3. Early Hours in the Development of High-Altitude Pulmonary Edema: Time Course and Mechanisms. — Swenson ER. Journal of Applied Physiology. 2020.

4. Wilderness Medical Society Clinical Practice Guidelines for the Prevention, Diagnosis, and Treatment of Acute Altitude Illness: 2024 Update. — Luks AM, Beidleman BA, Freer L, et al. Wilderness & Environmental Medicine. 2024.

5. High-Altitude Pulmonary Edema: A Collective Review. — Rabold M. The American Journal of Emergency Medicine. 1989.

6. High-Altitude Travel and Altitude Illness. — Peter H. Hackett and David R. Shlim CDC Yellow Book. 2025.

7. Acute Altitude Illness: Updated Prevention and Treatment Guidelines from the Wilderness Medical Society. — American Academy of Family Physicians (2020). 2020.

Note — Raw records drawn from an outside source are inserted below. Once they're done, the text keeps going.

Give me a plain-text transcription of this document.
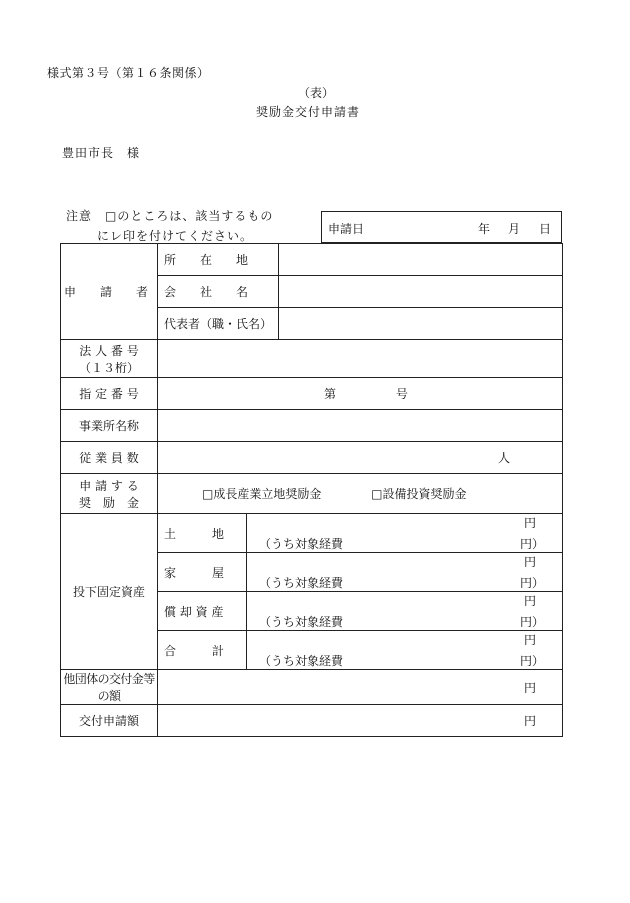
様式第３号（第１６条関係）
（表）
奨励金交付申請書
豊田市長　様
注意　□のところは、該当するもの
にレ印を付けてください。	申請日	年 月 日
申　請　者	所　　在　　地		
	会　　社　　名		
	代表者（職・氏名）		

法 人 番 号
（１３桁）			

指 定 番 号	第 号		
事業所名称			
従 業 員 数	人		

申 請 す る
奨　励　金	□成長産業立地奨励金 □設備投資奨励金		
投下固定資産	土　　　地	円
（うち対象経費 円）	

	家　　　屋	円
（うち対象経費 円）	

	償 却 資 産	円
（うち対象経費 円）	

	合　　　計	円
（うち対象経費 円）	

他団体の交付金等の額	円		
交付申請額	円		
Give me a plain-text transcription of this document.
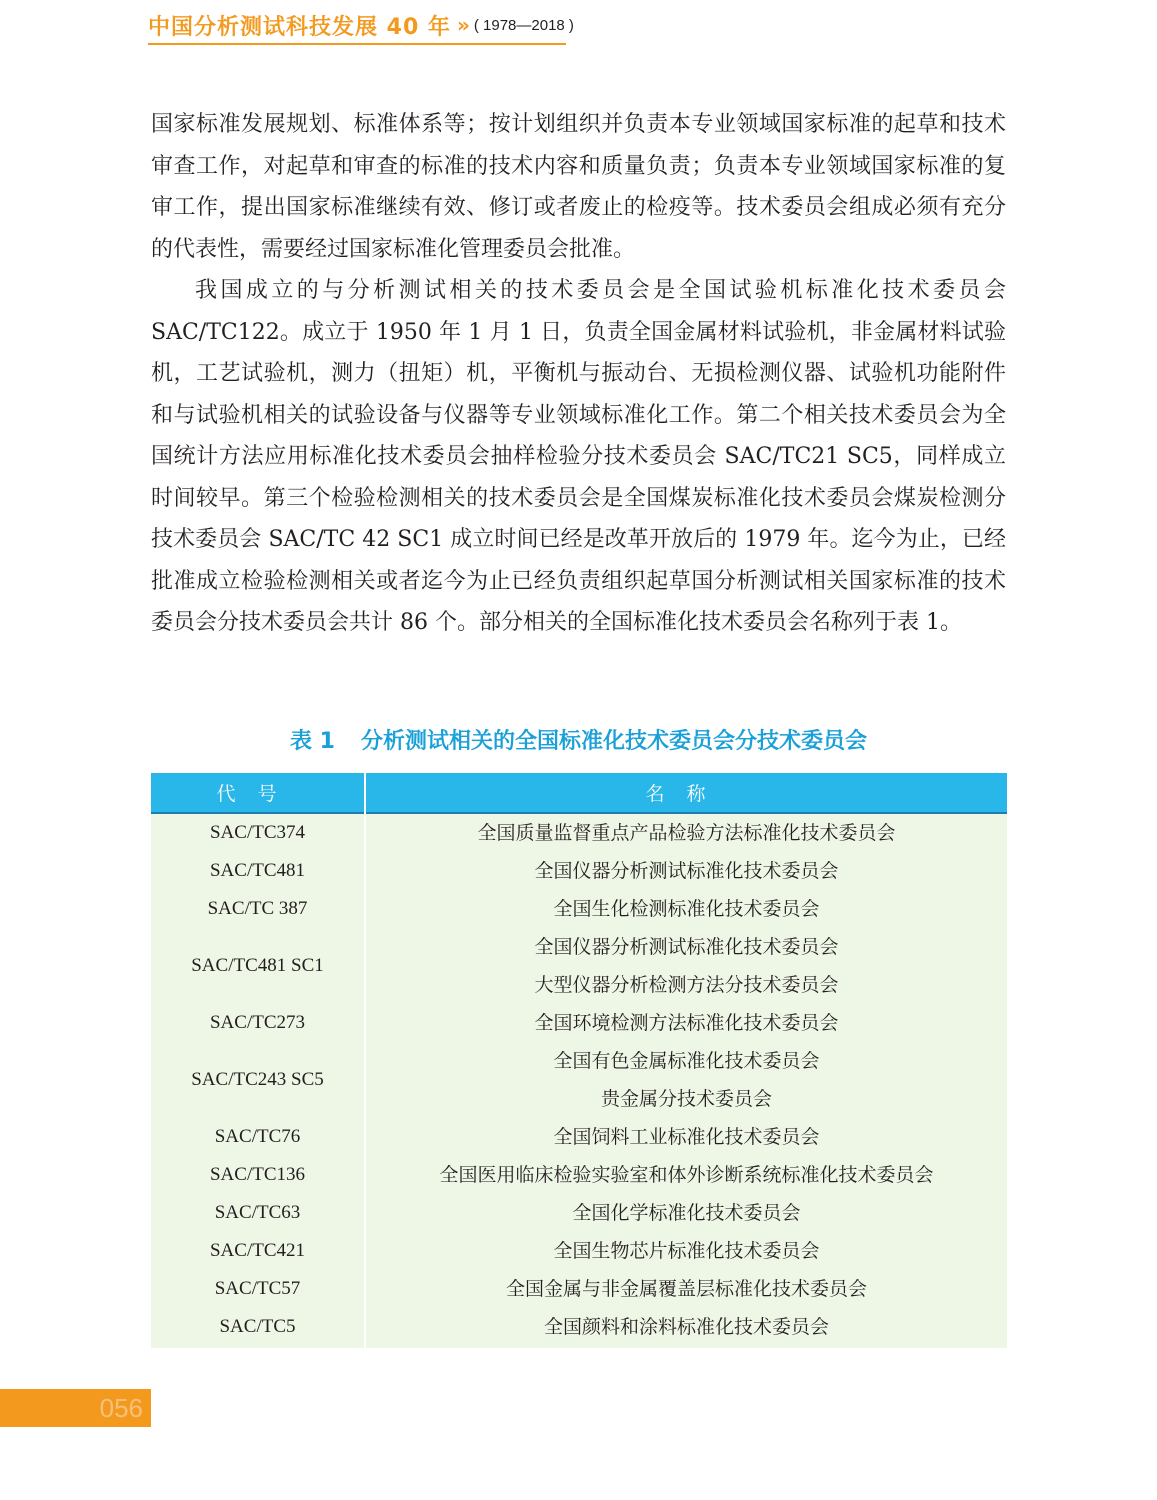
中国分析测试科技发展 40 年 » ( 1978—2018 )

国家标准发展规划、标准体系等；按计划组织并负责本专业领域国家标准的起草和技术审查工作，对起草和审查的标准的技术内容和质量负责；负责本专业领域国家标准的复审工作，提出国家标准继续有效、修订或者废止的检疫等。技术委员会组成必须有充分的代表性，需要经过国家标准化管理委员会批准。

我国成立的与分析测试相关的技术委员会是全国试验机标准化技术委员会 SAC/TC122。成立于 1950 年 1 月 1 日，负责全国金属材料试验机，非金属材料试验机，工艺试验机，测力（扭矩）机，平衡机与振动台、无损检测仪器、试验机功能附件和与试验机相关的试验设备与仪器等专业领域标准化工作。第二个相关技术委员会为全国统计方法应用标准化技术委员会抽样检验分技术委员会 SAC/TC21 SC5，同样成立时间较早。第三个检验检测相关的技术委员会是全国煤炭标准化技术委员会煤炭检测分技术委员会 SAC/TC 42 SC1 成立时间已经是改革开放后的 1979 年。迄今为止，已经批准成立检验检测相关或者迄今为止已经负责组织起草国分析测试相关国家标准的技术委员会分技术委员会共计 86 个。部分相关的全国标准化技术委员会名称列于表 1。

表 1 分析测试相关的全国标准化技术委员会分技术委员会
代号	名称
SAC/TC374	全国质量监督重点产品检验方法标准化技术委员会

SAC/TC481	全国仪器分析测试标准化技术委员会

SAC/TC 387	全国生化检测标准化技术委员会

SAC/TC481 SC1	全国仪器分析测试标准化技术委员会
大型仪器分析检测方法分技术委员会

SAC/TC273	全国环境检测方法标准化技术委员会

SAC/TC243 SC5	全国有色金属标准化技术委员会
贵金属分技术委员会

SAC/TC76	全国饲料工业标准化技术委员会

SAC/TC136	全国医用临床检验实验室和体外诊断系统标准化技术委员会

SAC/TC63	全国化学标准化技术委员会

SAC/TC421	全国生物芯片标准化技术委员会

SAC/TC57	全国金属与非金属覆盖层标准化技术委员会

SAC/TC5	全国颜料和涂料标准化技术委员会
056
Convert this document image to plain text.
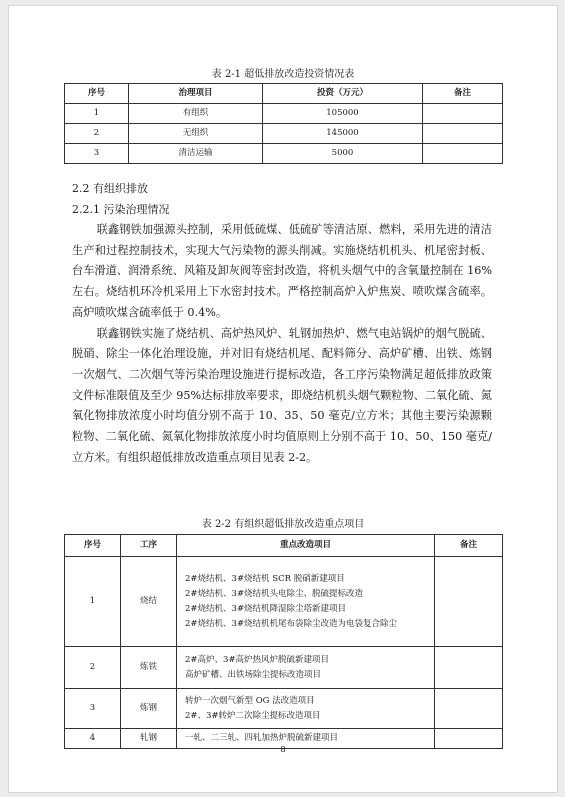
表 2-1 超低排放改造投资情况表
序号	治理项目	投资（万元）	备注
1	有组织	105000	
2	无组织	145000	
3	清洁运输	5000	
2.2 有组织排放
2.2.1 污染治理情况

联鑫钢铁加强源头控制，采用低硫煤、低硫矿等清洁原、燃料，采用先进的清洁生产和过程控制技术，实现大气污染物的源头削减。实施烧结机机头、机尾密封板、台车滑道、润滑系统、风箱及卸灰阀等密封改造，将机头烟气中的含氧量控制在 16%左右。烧结机环冷机采用上下水密封技术。严格控制高炉入炉焦炭、喷吹煤含硫率。高炉喷吹煤含硫率低于 0.4%。

联鑫钢铁实施了烧结机、高炉热风炉、轧钢加热炉、燃气电站锅炉的烟气脱硫、脱硝、除尘一体化治理设施，并对旧有烧结机尾、配料筛分、高炉矿槽、出铁、炼钢一次烟气、二次烟气等污染治理设施进行提标改造，各工序污染物满足超低排放政策文件标准限值及至少 95%达标排放率要求，即烧结机机头烟气颗粒物、二氧化硫、氮氧化物排放浓度小时均值分别不高于 10、35、50 毫克/立方米；其他主要污染源颗粒物、二氧化硫、氮氧化物排放浓度小时均值原则上分别不高于 10、50、150 毫克/立方米。有组织超低排放改造重点项目见表 2-2。

表 2-2 有组织超低排放改造重点项目
序号	工序	重点改造项目	备注
1	烧结	2#烧结机、3#烧结机 SCR 脱硝新建项目
2#烧结机、3#烧结机头电除尘、脱硫提标改造
2#烧结机、3#烧结机降湿除尘塔新建项目
2#烧结机、3#烧结机机尾布袋除尘改造为电袋复合除尘	

2	炼铁	2#高炉、3#高炉热风炉脱硫新建项目
高炉矿槽、出铁场除尘提标改造项目	

3	炼钢	转炉一次烟气新型 OG 法改造项目
2#、3#转炉二次除尘提标改造项目	

4	轧钢	一轧、二三轧、四轧加热炉脱硫新建项目	

8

8. Effects of Acetazolamide on Pulmonary Artery Pressure and Prevention of High-Altitude Pulmonary Edema After Rapid Active Ascent to 4,559 M. — Berger MM, Sareban M, Schiefer LM, et al. Journal of Applied Physiology. 2022.

9. Wilderness Medical Society Clinical Practice Guidelines for the Prevention and Treatment of Acute Altitude Illness: 2019 Update. — Luks AM, Auerbach PS, Freer L, et al. Wilderness & Environmental Medicine. 2019.

10. Differential Diagnosis in Patients With Both Features of Pneumonia and Pulmonary Edema on Chest Computed Tomography. — Lee HJ, Kim M, Seo CO, et al. Medicine. 2025.

11. Clinical and Radiologic Features of Pulmonary Edema. — Gluecker T, Capasso P, Schnyder P, et al. Radiographics : A Review Publication of the Radiological Society of North America, Inc. 1999.